12.1.05

Francis e o Grande Cabeção

Respeitável público, distintos leitores, vocês querem ver um wunderblogger admitindo que Paulo Francis escrevia besteira? Easy as 1-2-3, como diria um pré-púbere Michael Jackson. Claro que não me refiro às grandes verdades por ele enunciadas, como a de que os esquerdistas não tomam banho -esse é fato empiricamente comprovável por qualquer um que já tenha passado perto de uma convenção do petê (o cheiro de metano é muito pior do que aquele que emana das obras completas de Rubem Fonseca), e ademais o banho é explicitamente condenado por Cau Marques, como "hábito burguês", numa nota de rodapé suprimida de várias edições de "O 18 Brumário de Luís Bonaparte".

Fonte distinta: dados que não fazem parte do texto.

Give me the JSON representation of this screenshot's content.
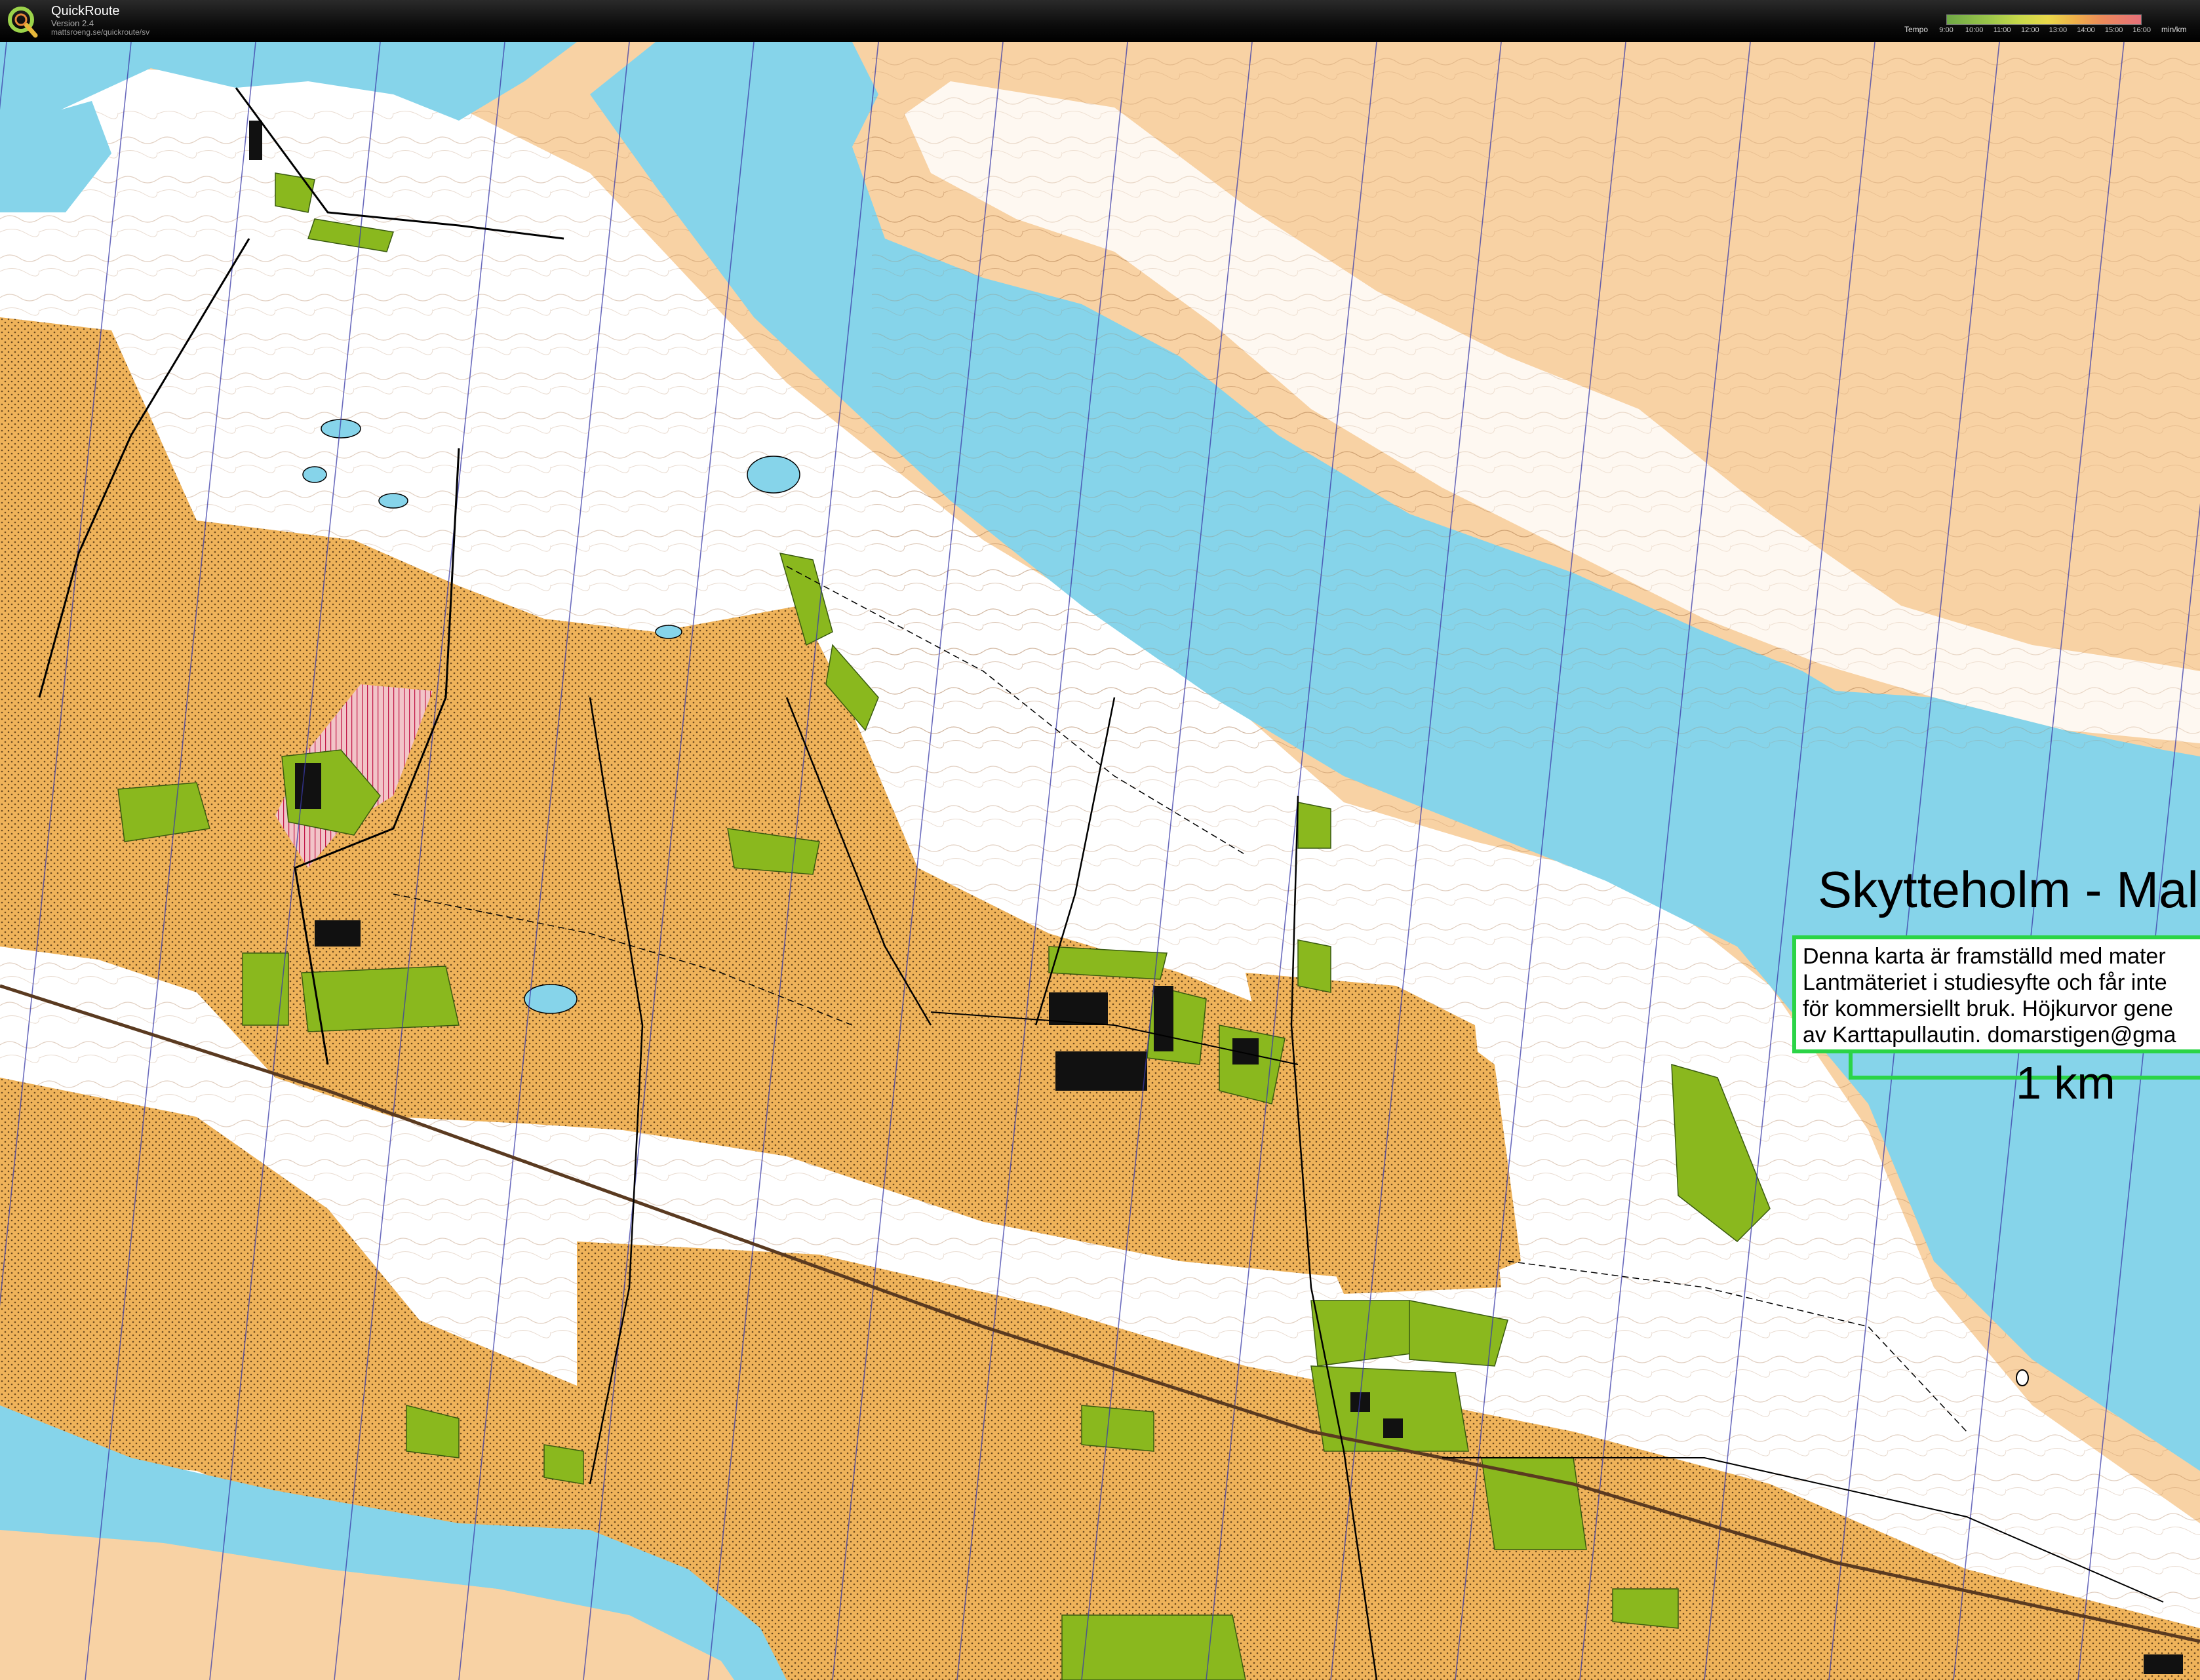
{
  "window": {
    "title": "QuickRoute",
    "version": "Version 2.4",
    "url": "mattsroeng.se/quickroute/sv"
  },
  "legend": {
    "label": "Tempo",
    "ticks": [
      "9:00",
      "10:00",
      "11:00",
      "12:00",
      "13:00",
      "14:00",
      "15:00",
      "16:00"
    ],
    "unit": "min/km"
  },
  "map": {
    "title": "Skytteholm - Maln",
    "info_lines": [
      "Denna karta är framställd med mater",
      "Lantmäteriet i studiesyfte och får inte",
      "för kommersiellt bruk. Höjkurvor gene",
      "av Karttapullautin. domarstigen@gma"
    ],
    "scale_label": "1 km"
  },
  "colors": {
    "water": "#86d4ea",
    "open_land": "#f8d2a4",
    "rough_open": "#f0b658",
    "forest": "#ffffff",
    "vegetation": "#8ab81e",
    "buildings": "#111111",
    "info_border": "#2bd447"
  }
}
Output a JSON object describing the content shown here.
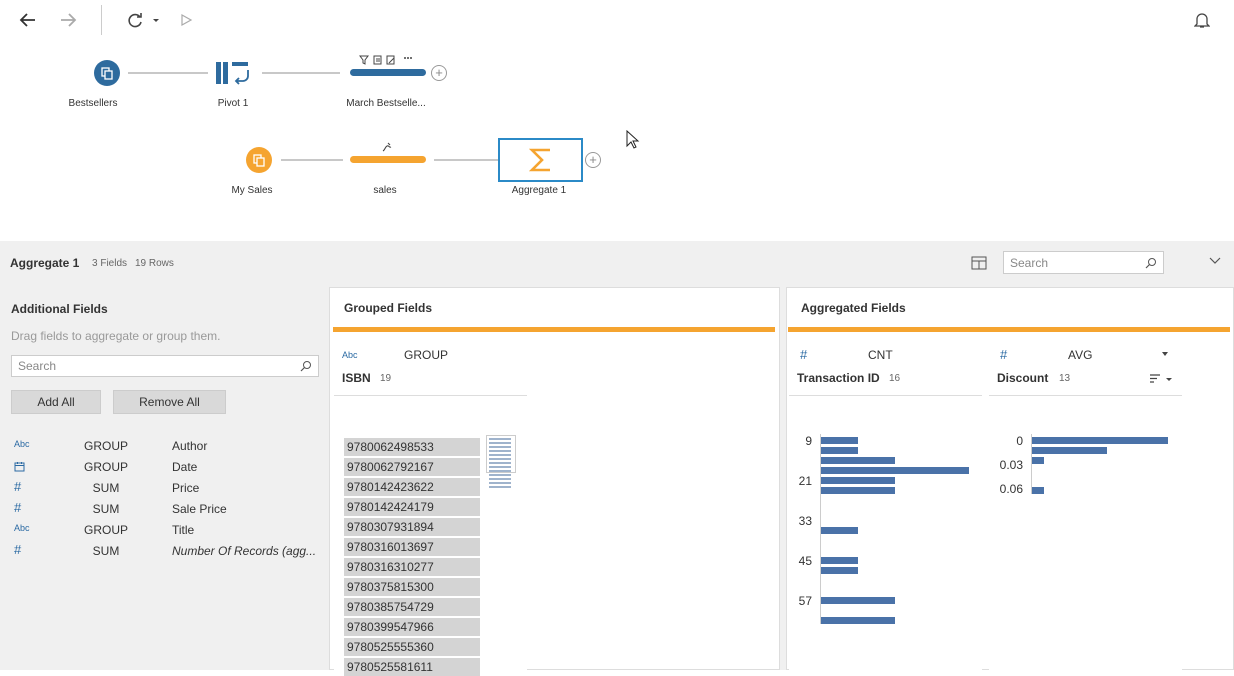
{
  "toolbar": {
    "back_icon": "arrow-left-icon",
    "forward_icon": "arrow-right-icon",
    "refresh_icon": "refresh-icon",
    "run_icon": "play-icon",
    "notify_icon": "bell-icon"
  },
  "flow": {
    "nodes": {
      "bestsellers": "Bestsellers",
      "pivot": "Pivot 1",
      "march": "March Bestselle...",
      "my_sales": "My Sales",
      "sales": "sales",
      "aggregate": "Aggregate 1"
    },
    "colors": {
      "blue": "#2e6b9e",
      "orange": "#f5a430",
      "selected_border": "#2b8ac7"
    }
  },
  "panel": {
    "title": "Aggregate 1",
    "fields_count": "3 Fields",
    "rows_count": "19 Rows",
    "search_placeholder": "Search"
  },
  "additional": {
    "title": "Additional Fields",
    "hint": "Drag fields to aggregate or group them.",
    "search_placeholder": "Search",
    "add_all": "Add All",
    "remove_all": "Remove All",
    "fields": [
      {
        "type": "Abc",
        "agg": "GROUP",
        "name": "Author"
      },
      {
        "type": "date",
        "agg": "GROUP",
        "name": "Date"
      },
      {
        "type": "#",
        "agg": "SUM",
        "name": "Price"
      },
      {
        "type": "#",
        "agg": "SUM",
        "name": "Sale Price"
      },
      {
        "type": "Abc",
        "agg": "GROUP",
        "name": "Title"
      },
      {
        "type": "#",
        "agg": "SUM",
        "name": "Number Of Records (agg..."
      }
    ]
  },
  "grouped": {
    "title": "Grouped Fields",
    "card": {
      "type": "Abc",
      "agg": "GROUP",
      "name": "ISBN",
      "count": "19",
      "values": [
        "9780062498533",
        "9780062792167",
        "9780142423622",
        "9780142424179",
        "9780307931894",
        "9780316013697",
        "9780316310277",
        "9780375815300",
        "9780385754729",
        "9780399547966",
        "9780525555360",
        "9780525581611"
      ]
    }
  },
  "aggregated": {
    "title": "Aggregated Fields",
    "cards": [
      {
        "type": "#",
        "agg": "CNT",
        "name": "Transaction ID",
        "count": "16",
        "axis_ticks": [
          "9",
          "21",
          "33",
          "45",
          "57"
        ],
        "bars": [
          0.25,
          0.25,
          0.5,
          1.0,
          0.5,
          0.5,
          0.25,
          0.25,
          0.25,
          0.5,
          0.5
        ]
      },
      {
        "type": "#",
        "agg": "AVG",
        "name": "Discount",
        "count": "13",
        "axis_ticks": [
          "0",
          "0.03",
          "0.06"
        ],
        "bars": [
          1.0,
          0.55,
          0.09,
          0.09
        ]
      }
    ]
  }
}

Refiro-me, isso sim, a bobagens como a que segue, extraída de "Trinta Anos Esta Noite", livro recentemente reeditado que trata do golpe de 1964: "Foi num estribo de bonde depois de dias de leitura de um mélange de filósofos, cotejando suas idéias com as teorias da Primeira Causa de santo Tomás de Aquino e o argumento de que só a fé vale, que vem de são Paulo Apóstolo e santo Agostinho até Kierkegaard, que cheguei à conclusão da inexistência de Deus". Waaal, um estribo de bonde não é o melhor lugar para alguém se convencer da existência ou da inexistência do Grande Cabeção: dá, no máximo, para compor obras-primas do folclore como a clássica "Esporrei na Manivela" ("subi no bonde, esporrei na manivela, cobrador feladaputa me jogou pela janela" etc.). Só se Francis, dostoievskiano que era, armou uma equação do tipo "se 'Esporrei na Manivela' existe, tudo é permitido; logo, Deus não existe". Pena que isso não esteja explícito no livro.

Outra bobagem era o preconceito antilusitano de herr Heilborn. Ele achava uma pena que Nassau e Duguay-Trouin tivessem sido expulsos da Botocúndia e acreditava sinceramente que seríamos melhores se colonizados por ingleses, holandeses ou franceses. Craro, Cróvis: seríamos uma grande Bangladesh, um Suriname gigante, um Haiti de dimensões continentais. Reconheço, porém, que até errado Francis era superior à mediocridade "cheia de razão" de seus críticos -e, parafraseando o que os argentinos dizem de Gardel, o caixa-d'óculos escreve ainda melhor a cada ano.